Why we will see more of these threat campaigns in the future
This AMOS malvertising distribution tactic is an attack-rinse-and-repeat style technique. Countless campaigns leveraging precisely the same methods have already been spotted in the wild.
These types of threats are on the rise because the AMOS stealer’s developers and distributors offer the malware to anyone on the dark web. The widespread accessibility of this malware — and the challenge of attribution that cybersecurity researchers face — have driven AMOS cyberattacks for the past year.
Malvertising: Google individual and business account takeovers
The abuse of ad platforms such as Google Ads is also fueling these cyberattacks. Criminals will create new Google Ads accounts or take over business and individual accounts that run ads on Google. Account takeovers are also on the rise.
On January 15, Malwarebytes reported that they had found the “most egregious malvertising operation” they had ever tracked.
In this campaign, Malwarebytes found that to hack into Google Ads accounts, criminals use malicious Google Ads, a rather ironic fact. According to Malwarebytes, this campaign is affecting thousands of customers worldwide.

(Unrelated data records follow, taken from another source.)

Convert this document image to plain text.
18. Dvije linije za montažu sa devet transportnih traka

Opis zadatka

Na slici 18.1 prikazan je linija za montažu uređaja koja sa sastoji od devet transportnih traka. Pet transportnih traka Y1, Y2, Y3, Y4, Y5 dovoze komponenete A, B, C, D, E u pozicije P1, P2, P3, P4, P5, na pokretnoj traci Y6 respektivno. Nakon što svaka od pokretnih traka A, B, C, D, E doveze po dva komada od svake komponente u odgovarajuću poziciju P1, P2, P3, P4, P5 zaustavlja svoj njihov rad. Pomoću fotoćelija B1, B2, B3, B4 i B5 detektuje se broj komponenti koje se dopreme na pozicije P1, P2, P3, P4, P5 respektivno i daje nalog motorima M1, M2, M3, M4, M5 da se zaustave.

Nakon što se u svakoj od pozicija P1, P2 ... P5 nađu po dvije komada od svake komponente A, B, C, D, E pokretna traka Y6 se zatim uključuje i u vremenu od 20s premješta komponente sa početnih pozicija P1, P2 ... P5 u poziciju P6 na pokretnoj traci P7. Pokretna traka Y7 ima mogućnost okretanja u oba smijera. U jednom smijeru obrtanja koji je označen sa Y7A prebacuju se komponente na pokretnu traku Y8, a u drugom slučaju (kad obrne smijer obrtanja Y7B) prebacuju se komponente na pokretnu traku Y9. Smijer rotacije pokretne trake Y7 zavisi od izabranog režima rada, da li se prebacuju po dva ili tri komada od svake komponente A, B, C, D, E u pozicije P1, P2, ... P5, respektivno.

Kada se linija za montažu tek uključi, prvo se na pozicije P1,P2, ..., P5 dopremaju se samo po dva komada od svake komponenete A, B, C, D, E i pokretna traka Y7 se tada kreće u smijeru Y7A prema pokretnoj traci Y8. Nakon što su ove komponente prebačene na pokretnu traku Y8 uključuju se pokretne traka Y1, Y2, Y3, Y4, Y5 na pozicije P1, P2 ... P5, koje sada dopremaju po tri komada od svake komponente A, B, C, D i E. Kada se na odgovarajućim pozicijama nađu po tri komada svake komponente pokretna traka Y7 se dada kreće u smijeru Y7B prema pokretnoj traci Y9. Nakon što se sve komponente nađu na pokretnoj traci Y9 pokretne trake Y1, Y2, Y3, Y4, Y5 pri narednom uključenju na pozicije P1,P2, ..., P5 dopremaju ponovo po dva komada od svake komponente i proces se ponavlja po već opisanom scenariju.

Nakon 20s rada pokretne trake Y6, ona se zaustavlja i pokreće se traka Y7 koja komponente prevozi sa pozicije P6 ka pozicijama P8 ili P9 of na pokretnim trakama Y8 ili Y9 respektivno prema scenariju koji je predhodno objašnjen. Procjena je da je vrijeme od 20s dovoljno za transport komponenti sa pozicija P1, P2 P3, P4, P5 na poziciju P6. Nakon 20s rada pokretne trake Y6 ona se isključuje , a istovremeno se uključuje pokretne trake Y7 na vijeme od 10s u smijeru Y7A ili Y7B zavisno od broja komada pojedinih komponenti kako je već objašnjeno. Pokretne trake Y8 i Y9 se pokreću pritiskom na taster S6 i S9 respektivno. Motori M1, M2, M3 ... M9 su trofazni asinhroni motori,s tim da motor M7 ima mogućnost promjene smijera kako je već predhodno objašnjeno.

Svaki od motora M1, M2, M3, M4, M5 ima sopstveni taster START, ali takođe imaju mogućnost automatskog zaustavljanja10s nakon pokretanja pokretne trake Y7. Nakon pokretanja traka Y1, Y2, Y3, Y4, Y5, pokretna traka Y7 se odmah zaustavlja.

Again, figuring out who is behind these small AMOS distribution campaigns is extremely challenging, as they continually pop up in an endless game of whack-a-mole.
Final thoughts
This is not the first (and will not be the last) threat campaign that uses malvertising, abuses Google Ads, and distributes the AMOS stealer.
Targeting macOS developers is a criminal trend that is picking up momentum. For developers and users, we recommend avoiding clicking Google Ads, double-checking URLs, and keeping an eye on breaking cybersecurity news to stay one step ahead of cybercriminals.
This is an independent publication, and it has not been authorized, sponsored, or otherwise approved by Apple Inc. or Google LLC. Mac and macOS are trademarks of Apple Inc. Google Search and Google Ads are trademarks of Google LLC.